Secondo il recente rapporto ISTAT nel nostro paese le persone con disabilità legate al movimento, sono circa 800 mila, quasi l’1,4 % della popolazione italiana. Da evidenziare è l’importanza dello sport che rappresenta la terza attività più praticata da queste persone, secondo solo alla lettura e al cinema. Questo dato evidenzia in maniera rilevante quanto lo sport sia importante per queste persone, dando la possibilità di ritrovare fiducia in se stessi e autostima. Questo può essere possibile, grazie alla grande forza di volontà degli esseri umani, unita ai progressi tecnologici che oggi hanno portato alla ampia disponibilità sul mercato di ausili, protesi, strumenti e carrozzine adatte a qualsiasi persona e tipo di suolo. Oggi infatti sul mercato infatti si trovano carrozzine: leggere, superleggere, elettriche, pieghevoli, per bambini, da mare e spiaggia. Tutti questi strumenti oggi permettono in assoluta sicurezza, autonomia e praticità di compiere azioni un tempo impensabili, ridando dignità e speranza alle persone, che attraverso di esse riescono ad abbattere quei muri che la società gli impone.

Mentre su strada si è assistito a una vera e propria rivoluzione tecnologico-culturale, in mare la ricerca non ha avuto lo stesso sviluppo, infatti l’offerta riguarda solo barche di grandi dimensioni con costi elevati e non sempre accessibili a tutti economicamente. Inoltre per la grandezza di queste barche è necessaria una banchina apposita situata nel porto che rappresenta una limitazione qualora la si volesse utilizzare direttamente dalla riva del mare.

Se su strada la disponibilità di strumenti è ampissima, nel mare questa rimane molto più indietro. Nel 2017 dover assistere a persone a su carrozzella che in spiaggia vengo quasi abbandonate a se stesse, in cui il mare rappresenta ancora una barriera architettonica insuperabile, mi fa molto rattristare ed proprio per questo motivo che vorrei portare avanti il mio progetto, perché è una situazione inaccettabile e tutti dovrebbero potersi sposare in mare . La navigazione in mare secondo studi scientifici, ha benefici non solo fisici ma soprattutto psicologici infatti: il mare ci aiuta a mettere in pausa il cervello dai sempre più presenti stimoli a cui quotidianamente la nostra mente è sottoposta; i suoni del mare e i colori che rappresentano uno spettacolo naturale ci aiutano a meditare distraendoci dalla vita quotidiana; l’effetto rilassante delle onde unito alla sensazione di libertà e l’assenza dei rumori del quotidiano, permette alla nostra mente alla nostra mente di entrare in uno stato mentale chiamato “default mode network” che è associato all’immaginazione e che quindi stimola la creatività.
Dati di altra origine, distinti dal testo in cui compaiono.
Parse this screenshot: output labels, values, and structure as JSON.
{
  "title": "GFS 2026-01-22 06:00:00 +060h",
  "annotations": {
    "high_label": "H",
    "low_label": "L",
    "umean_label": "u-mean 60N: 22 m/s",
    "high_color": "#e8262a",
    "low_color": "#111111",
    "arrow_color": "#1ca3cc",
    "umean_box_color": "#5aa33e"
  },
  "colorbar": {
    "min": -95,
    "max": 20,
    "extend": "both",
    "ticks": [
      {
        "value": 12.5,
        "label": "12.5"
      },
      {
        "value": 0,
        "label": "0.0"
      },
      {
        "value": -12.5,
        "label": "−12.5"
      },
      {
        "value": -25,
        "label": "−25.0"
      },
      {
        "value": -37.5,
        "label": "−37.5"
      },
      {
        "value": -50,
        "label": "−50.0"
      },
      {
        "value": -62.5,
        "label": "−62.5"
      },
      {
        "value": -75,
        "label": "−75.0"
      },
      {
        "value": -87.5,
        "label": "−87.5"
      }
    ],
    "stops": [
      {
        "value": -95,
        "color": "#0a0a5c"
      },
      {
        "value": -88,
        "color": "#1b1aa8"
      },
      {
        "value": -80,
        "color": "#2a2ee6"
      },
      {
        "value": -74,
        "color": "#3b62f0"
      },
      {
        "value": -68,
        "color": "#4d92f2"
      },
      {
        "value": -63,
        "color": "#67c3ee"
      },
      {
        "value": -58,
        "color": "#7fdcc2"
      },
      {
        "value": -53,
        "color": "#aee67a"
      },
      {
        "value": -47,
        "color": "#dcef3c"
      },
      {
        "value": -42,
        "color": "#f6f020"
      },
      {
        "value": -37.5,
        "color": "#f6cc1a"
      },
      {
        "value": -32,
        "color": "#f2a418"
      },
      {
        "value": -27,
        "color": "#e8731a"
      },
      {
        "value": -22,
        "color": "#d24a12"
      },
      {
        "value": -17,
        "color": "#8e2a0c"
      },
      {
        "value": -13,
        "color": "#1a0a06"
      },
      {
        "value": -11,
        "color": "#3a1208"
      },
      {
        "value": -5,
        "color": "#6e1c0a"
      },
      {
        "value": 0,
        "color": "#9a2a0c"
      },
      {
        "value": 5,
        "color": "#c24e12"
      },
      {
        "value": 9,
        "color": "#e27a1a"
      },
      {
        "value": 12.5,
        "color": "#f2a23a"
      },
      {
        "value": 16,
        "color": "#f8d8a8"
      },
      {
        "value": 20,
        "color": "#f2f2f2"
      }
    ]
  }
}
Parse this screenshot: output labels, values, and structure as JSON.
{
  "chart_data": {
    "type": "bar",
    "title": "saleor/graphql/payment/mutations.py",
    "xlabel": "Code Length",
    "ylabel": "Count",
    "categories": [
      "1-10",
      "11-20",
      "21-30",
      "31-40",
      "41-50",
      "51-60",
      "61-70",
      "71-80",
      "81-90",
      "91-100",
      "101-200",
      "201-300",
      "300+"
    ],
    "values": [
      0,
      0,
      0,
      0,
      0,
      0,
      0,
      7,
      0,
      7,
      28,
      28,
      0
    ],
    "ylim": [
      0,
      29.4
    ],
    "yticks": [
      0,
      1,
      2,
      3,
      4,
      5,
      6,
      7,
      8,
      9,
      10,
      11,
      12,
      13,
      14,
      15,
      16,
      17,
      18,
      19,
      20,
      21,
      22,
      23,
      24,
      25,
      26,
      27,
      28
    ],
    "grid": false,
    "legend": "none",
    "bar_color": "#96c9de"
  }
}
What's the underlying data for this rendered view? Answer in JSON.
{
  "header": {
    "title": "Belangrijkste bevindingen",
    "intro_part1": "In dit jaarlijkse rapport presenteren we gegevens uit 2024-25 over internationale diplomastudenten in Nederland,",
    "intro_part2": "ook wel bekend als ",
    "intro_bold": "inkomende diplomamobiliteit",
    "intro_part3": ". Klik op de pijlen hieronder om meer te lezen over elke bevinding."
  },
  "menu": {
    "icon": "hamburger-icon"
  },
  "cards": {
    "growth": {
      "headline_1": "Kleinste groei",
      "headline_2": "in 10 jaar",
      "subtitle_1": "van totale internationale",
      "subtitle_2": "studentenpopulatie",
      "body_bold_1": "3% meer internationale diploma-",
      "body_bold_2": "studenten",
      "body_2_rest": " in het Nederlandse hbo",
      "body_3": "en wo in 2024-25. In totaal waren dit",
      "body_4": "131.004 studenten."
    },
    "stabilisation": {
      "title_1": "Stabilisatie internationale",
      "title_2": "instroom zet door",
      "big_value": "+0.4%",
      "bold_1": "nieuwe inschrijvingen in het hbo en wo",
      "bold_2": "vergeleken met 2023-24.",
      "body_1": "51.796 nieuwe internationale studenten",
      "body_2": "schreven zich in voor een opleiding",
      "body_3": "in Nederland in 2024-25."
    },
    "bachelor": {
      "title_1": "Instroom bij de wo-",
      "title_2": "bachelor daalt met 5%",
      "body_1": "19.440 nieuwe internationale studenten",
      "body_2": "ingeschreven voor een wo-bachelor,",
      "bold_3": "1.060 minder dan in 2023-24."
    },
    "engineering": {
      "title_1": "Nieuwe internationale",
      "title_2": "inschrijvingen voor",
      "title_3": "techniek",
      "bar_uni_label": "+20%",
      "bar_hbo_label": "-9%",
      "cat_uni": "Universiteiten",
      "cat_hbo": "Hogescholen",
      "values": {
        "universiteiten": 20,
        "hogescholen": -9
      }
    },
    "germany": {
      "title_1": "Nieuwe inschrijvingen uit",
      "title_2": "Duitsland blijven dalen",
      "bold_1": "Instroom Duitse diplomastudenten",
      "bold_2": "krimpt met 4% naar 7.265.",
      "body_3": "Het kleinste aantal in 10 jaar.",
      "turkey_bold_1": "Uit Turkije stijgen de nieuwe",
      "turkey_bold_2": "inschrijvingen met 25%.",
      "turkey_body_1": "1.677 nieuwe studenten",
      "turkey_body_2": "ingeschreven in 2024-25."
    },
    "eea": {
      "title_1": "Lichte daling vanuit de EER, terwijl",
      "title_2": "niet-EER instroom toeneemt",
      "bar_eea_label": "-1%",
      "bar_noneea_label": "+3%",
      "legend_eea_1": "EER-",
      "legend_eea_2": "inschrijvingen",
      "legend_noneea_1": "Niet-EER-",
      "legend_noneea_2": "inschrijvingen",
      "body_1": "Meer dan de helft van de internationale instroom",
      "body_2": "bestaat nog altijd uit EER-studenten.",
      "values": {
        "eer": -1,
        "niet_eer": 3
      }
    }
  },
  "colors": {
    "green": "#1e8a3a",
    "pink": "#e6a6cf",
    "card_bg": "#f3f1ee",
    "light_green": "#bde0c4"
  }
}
E’ provato che le attività vicino al mare riducono stress e creino benessere.

E soprattutto per questo motivo che tutti dovrebbero avere a disposizione uno strumento, nel mio caso una piccola imbarcazione per poter godere di tutti questi benefici, praticare sport in totale autonomia e sicurezza, senza discriminazioni, sfruttando la propria energia muscolare e quindi non inquinando l’ambiente. L’eliminazione di qualsiasi barriera architettonica e a mio avviso anche delle barriere socio-culturali è un diritto di ogni cittadino ed è sancito dalla costituzione, attraverso la normativa che disciplina l’accessibilità e l’abbattimento delle stesse attraverso la legge 13/89, che stabilisce i termini e le modalità in cui deve essere garantita l’accessibilità ai vari ambienti, con particolare attenzione ai luoghi pubblici. Il mio sogno sarebbe quello di estendere questo diritto a tutti gli ambienti possibili compreso il mare, e per farlo il contributo che posso dare alla società, come designer è quello di mettere a disposizione di chiunque una piccola imbarcazione per tutti.